Los alumnos de 3er. año de TIC y 3er. año de la orientación Humanidades fueron quienes escucharon atentamente a los expositores con el objetivo de incorporar nuevos conocimientos e ideas para luego poder llevar adelante sus propios trabajos colaborativos.

Pablo Fiuza, Coordinador del Proyecto DANE, -quien estuvo acompañado por Nicolás Daneri Raffo, Responsable Técnico del proyecto, y Graciela Roldán, Responsable de Contenidos- contó cómo comenzó la iniciativa: “Yo sabía que quería hacer algo que se relacione con la tecnología y que además ayude a la sociedad”. Esa motivación fue el puntapié inicial para llevar a cabo las aplicaciones que integran la tecnología informática con la educación y lo que les permitió, luego de varios años de trabajo, ser reconocidos como proyecto de interés general por la Legislatura Porteña.

Durante la charla, los invitados explicaron que desde el primer momento trabajaron con mucho entusiasmo y que las app no están pensadas para un sector en particular: “Son multisensoriales y para todos los públicos posibles: niños pequeños, abuelos con dificultades visuales o auditivas, personas que sufrieron un accidente cardiovascular o con distintas discapacidades”.     

Para que esto pudiera ser constatado, los emprendedores invitaron a los estudiantes a descargar las apps y evaluarlas en vivo.

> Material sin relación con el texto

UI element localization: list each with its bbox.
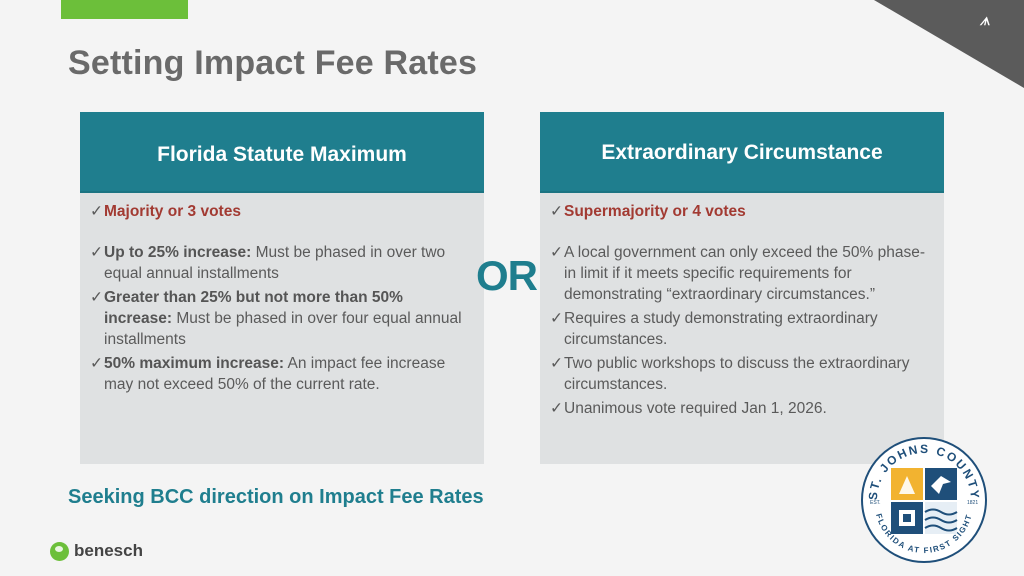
county-seal-icon: ST. JOHNS COUNTY FLORIDA AT FIRST SIGHT … [861,437,987,563]
corner-logo-icon: ᗑ [979,16,990,28]
statute-maximum-body: ✓ Majority or 3 votes ✓ Up to 25% increa… [80,193,484,395]
top-accent-bar [61,0,188,19]
svg-text:EST.: EST. [870,500,881,506]
list-item: ✓ Two public workshops to discuss the ex… [550,355,910,393]
list-item: ✓ Unanimous vote required Jan 1, 2026. [550,400,827,417]
svg-text:1821: 1821 [967,500,978,506]
slide-title: Setting Impact Fee Rates [68,44,478,82]
extraordinary-circumstance-panel: Extraordinary Circumstance ✓ Supermajori… [540,112,944,464]
extraordinary-circumstance-header: Extraordinary Circumstance [540,112,944,193]
check-icon: ✓ [550,244,563,261]
or-divider: OR [476,252,538,299]
check-icon: ✓ [90,203,103,220]
check-icon: ✓ [90,244,103,261]
benesch-leaf-icon [50,541,69,561]
extraordinary-circumstance-body: ✓ Supermajority or 4 votes ✓ A local gov… [540,193,944,419]
statute-maximum-panel: Florida Statute Maximum ✓ Majority or 3 … [80,112,484,464]
corner-triangle [874,0,1024,88]
check-icon: ✓ [550,203,563,220]
list-item: ✓ Up to 25% increase: Must be phased in … [90,244,446,282]
list-item: ✓ Requires a study demonstrating extraor… [550,310,878,348]
seeking-direction-text: Seeking BCC direction on Impact Fee Rate… [68,486,484,508]
vote-requirement: ✓ Supermajority or 4 votes [550,203,746,220]
check-icon: ✓ [90,355,103,372]
list-item: ✓ Greater than 25% but not more than 50%… [90,289,462,348]
benesch-logo: benesch [50,541,143,561]
list-item: ✓ 50% maximum increase: An impact fee in… [90,355,446,393]
list-item: ✓ A local government can only exceed the… [550,244,926,303]
check-icon: ✓ [550,400,563,417]
check-icon: ✓ [550,355,563,372]
benesch-wordmark: benesch [74,541,143,560]
vote-requirement: ✓ Majority or 3 votes [90,203,241,220]
check-icon: ✓ [550,310,563,327]
check-icon: ✓ [90,289,103,306]
statute-maximum-header: Florida Statute Maximum [80,112,484,193]
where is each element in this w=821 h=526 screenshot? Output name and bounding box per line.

Al realizar la tarea, se sorprendieron con distintos descubrimientos:    

-Todas implementan, únicamente, las palabras escritas en imprenta mayúscula para facilitarle la lectura al usuario.

-Se usan fotos y no dibujos animados para que las representaciones sean lo más parecidas a la realidad.   

-Nunca se le dice a quien está utilizando la app que lo que hizo está mal. Se busca motivarlo para que lo intente otra vez. Siempre es importante resaltar los aspectos positivos.   

-Cuando el participante acierta, la aplicación lo felicita con la aparición de globos y serpentinas. Es fundamental reconocer los logros.

-Cuentan con la posibilidad de que una voz en off explique los ejercicios, facilitando así la tarea para aquellos que no pueden ver con claridad.

-Algunas aplicaciones tienen incorporado el lenguaje de señas.

“Nuestro aprendizaje se da de manera espontánea, pero las personas con discapacidad necesitan un soporte para poder desarrollarlo. Lo que nosotros proponemos son aplicaciones para que otros puedan adquirir movilidad y autonomía, y así tener independencia en la vida”, sostuvo Fiuza.

Además, los invitados repasaron las distintas etapas de desarrollo para que una app sea incorporada a DANE. “La tecnología brinda muchas posibilidades, lo importante es detectar en dónde la podemos aplicar para ayudar a otros”, explicaron.    

Muchos alumnos se mostraron interesados en poder participar y pensar proyectos inclusivos desde las especialidades en las que cursan y, al cierre del encuentro, los oradores los invitaron a compartir sus planes y desarrollarlos junto a ellos. “Ustedes tienen mucho potencial. Si ponen sus ideas en palabras y las debaten o realizan un proyecto pueden llegar a resultados espectaculares, que van a conducir a que otras personas logren una mejor calidad de vida”, afirmó Graciela Roldán. A lo que Daneri Raffo agregó: “Sus ideas, por más mínimas que parezcan, pueden provocar un impacto gigantesco”.